There’s a story to be told here and Fred Atkins is in a good position to tell it, having lived in France and studied at university in Strasbourg, the city where Wenger grew up and gained his oft-mentioned 
economics degree.

The book is logically divided into a chapter for each player and lengths wisely vary – you wouldn’t expect Patrick Vieira to get the same amount of coverage as Gilles Sunu. There’s a foreword by Gilles Grimandi, in which he self-deprecatingly confesses his one Arsenal goal was a mishit cross, but unfortunately there are no fresh interviews. Though tracking down all 23 men would have been a huge job, it means there’s little new here about the players’ times at Arsenal, bar occasional quotes translated from interviews with the French press.

The book’s interest comes largely from the players’ pre-Arsenal careers, such as the comical litany of bureaucratic errors by French football officials, one of which meant William Gallas couldn’t play first-team football for half a season at Marseille. No wonder his tantrums started long before his move to Arsenal. Many chapters are reminders that players’ foibles – Abou Diaby’s injuries, Mathieu Flamini’s perceived disloyalty – were there before they moved across the Channel. Some may enjoy the news that, while playing for Lorient against Bordeaux, Laurent Koscielny was once sent off for fouling future team-mate Marouane Chamakh and the obvious quips it encourages.
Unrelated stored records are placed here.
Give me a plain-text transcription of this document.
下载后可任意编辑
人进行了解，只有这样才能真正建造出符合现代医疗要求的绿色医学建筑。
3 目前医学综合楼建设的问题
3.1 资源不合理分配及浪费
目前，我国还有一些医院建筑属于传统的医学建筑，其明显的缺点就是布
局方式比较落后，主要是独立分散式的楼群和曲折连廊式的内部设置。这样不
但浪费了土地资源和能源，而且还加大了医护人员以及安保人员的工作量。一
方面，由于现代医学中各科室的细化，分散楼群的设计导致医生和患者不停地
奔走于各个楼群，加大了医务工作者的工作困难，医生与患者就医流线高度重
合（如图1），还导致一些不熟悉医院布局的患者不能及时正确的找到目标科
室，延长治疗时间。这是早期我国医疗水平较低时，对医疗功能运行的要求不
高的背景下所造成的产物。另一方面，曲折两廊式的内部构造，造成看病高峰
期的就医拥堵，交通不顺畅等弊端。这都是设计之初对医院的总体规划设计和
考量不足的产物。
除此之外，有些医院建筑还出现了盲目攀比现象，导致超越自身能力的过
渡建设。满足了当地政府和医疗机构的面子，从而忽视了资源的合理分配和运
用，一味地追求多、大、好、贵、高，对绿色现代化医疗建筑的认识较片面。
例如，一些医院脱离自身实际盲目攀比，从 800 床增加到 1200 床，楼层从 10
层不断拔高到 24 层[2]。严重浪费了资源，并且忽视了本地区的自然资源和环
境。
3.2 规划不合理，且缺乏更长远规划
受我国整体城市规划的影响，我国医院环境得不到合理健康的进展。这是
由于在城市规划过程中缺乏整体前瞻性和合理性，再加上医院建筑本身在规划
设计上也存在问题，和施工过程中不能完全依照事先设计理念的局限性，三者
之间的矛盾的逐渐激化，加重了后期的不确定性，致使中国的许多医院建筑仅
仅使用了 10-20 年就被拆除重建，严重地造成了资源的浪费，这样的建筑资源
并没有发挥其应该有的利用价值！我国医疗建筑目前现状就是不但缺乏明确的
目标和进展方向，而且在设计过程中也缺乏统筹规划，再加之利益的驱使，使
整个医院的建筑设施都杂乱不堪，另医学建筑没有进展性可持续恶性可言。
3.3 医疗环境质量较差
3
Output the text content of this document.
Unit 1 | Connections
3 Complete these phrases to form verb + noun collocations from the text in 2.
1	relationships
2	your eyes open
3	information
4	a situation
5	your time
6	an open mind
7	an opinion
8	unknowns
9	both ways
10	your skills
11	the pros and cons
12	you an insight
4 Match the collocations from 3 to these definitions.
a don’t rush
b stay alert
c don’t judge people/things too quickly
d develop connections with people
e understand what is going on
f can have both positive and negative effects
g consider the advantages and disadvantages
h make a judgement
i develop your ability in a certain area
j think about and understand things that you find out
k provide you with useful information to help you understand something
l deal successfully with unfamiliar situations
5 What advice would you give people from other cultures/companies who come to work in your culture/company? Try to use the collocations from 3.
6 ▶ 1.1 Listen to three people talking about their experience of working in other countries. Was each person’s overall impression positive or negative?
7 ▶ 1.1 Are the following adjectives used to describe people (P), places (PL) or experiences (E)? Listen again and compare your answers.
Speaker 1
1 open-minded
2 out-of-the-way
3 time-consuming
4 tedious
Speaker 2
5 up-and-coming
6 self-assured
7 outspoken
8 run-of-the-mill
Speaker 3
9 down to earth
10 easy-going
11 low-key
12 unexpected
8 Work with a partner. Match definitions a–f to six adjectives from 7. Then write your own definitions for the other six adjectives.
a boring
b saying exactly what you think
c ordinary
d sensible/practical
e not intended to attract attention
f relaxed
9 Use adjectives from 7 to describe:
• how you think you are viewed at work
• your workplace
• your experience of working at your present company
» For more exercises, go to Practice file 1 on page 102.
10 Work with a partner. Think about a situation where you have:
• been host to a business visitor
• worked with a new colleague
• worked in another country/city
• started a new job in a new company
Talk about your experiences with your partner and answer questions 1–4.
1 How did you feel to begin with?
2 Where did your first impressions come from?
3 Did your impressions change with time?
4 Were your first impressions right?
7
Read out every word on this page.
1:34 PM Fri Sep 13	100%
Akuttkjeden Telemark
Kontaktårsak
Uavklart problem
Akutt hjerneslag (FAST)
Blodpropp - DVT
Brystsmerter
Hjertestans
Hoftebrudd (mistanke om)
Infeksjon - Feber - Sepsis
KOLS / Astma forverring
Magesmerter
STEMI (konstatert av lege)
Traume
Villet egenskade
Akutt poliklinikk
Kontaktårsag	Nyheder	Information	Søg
The Emmanuel Petit chapter stands out. His life has not been that of the average footballer: he’s struggled to deal with the death of his brother, depression, the USA 94 qualification failure (he played left-back in the defeat to Bulgaria) and periods of debauchery. Atkins also claims Petit drank and smoked throughout France 98. Perhaps more startlingly, after joining Barcelona, manager Lorenzo Serra Ferrer asked him what position he played. Petit almost joined Manchester United instead of Chelsea – and wishes he had.

However, Atkins’s tone is unashamedly parochial. There are puerile digs at Alex Ferguson, a tedious and paranoid rant about refereeing decisions and, apparently, Jacques Santini’s judgment should be questioned simply because he managed Tottenham, while crass speculation on Thierry Henry’s marriage breakdown belongs to the worst of the tabloid press.

Some bigger questions, too, go begging. Has Wenger systematically favoured French players over English players? If so, why? Should Le Prof still be recruiting heavily from Ligue 1 when the French national team are no longer pre-eminent – and when Alan Pardew seems better at it. And how has Wenger’s English seemingly got worse, “a little bit”, over the years?